I’m very new to CUDA programming, and I’m working my way through the Kirk & Hwu book, and one of the first things I’m trying to do is adding two matrices. This should be really easy, and I’m sure I’m missing something really obvious, but the error message I’m getting is thoroughly unhelpful. I’m running this on my laptop running Fedora 20 and a GTX 265M card.

The offending code is here:

HANDLE_ERROR( cudaMalloc( (void**)&dev_A, rows*cols*sizeof(int) ) );
HANDLE_ERROR( cudaMalloc( (void**)&dev_B, rows*cols*sizeof(int) ) );
HANDLE_ERROR( cudaMalloc( (void**)&dev_C, rows*cols*sizeof(int) ) );

HANDLE_ERROR( cudaMemcpy( dev_A, A, rows*cols*sizeof(int), cudaMemcpyHostToDevice ) );
HANDLE_ERROR( cudaMemcpy( dev_B, B, rows*cols*sizeof(int), cudaMemcpyHostToDevice ) );

dim3 block( 16, 16 );
dim3 grid( (rows + 15)/16, (cols + 15)/16 );

matrix_add<<< grid, block >>>( A, B, C, rows, cols );
HANDLE_ERROR( cudaMemcpy( C, dev_C, rows*cols*sizeof(int), cudaMemcpyDeviceToHost ) );

The last cudaMemcpy is where my code is erroring out. Again, I’m sure I’m missing something really easy. Thanks in advance!

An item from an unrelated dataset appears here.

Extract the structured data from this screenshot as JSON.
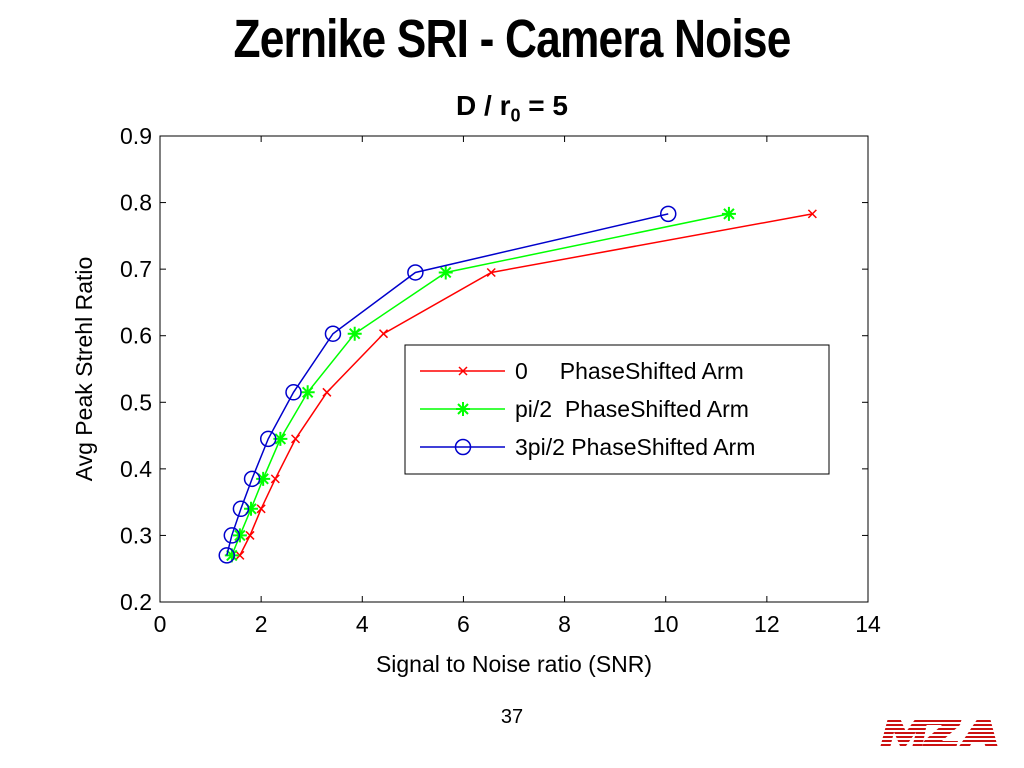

Shouldn’t you be passing dev_A, dev_B, and dev_C to your kernel, instead of A,B,C ?

like this:

matrix_add<<< grid, block >>>( dev_A, dev_B, dev_C, rows, cols );

You are absolutely correct. As I said, I knew it was something extremely obvious, but I had stared at the problem too long to figure it out.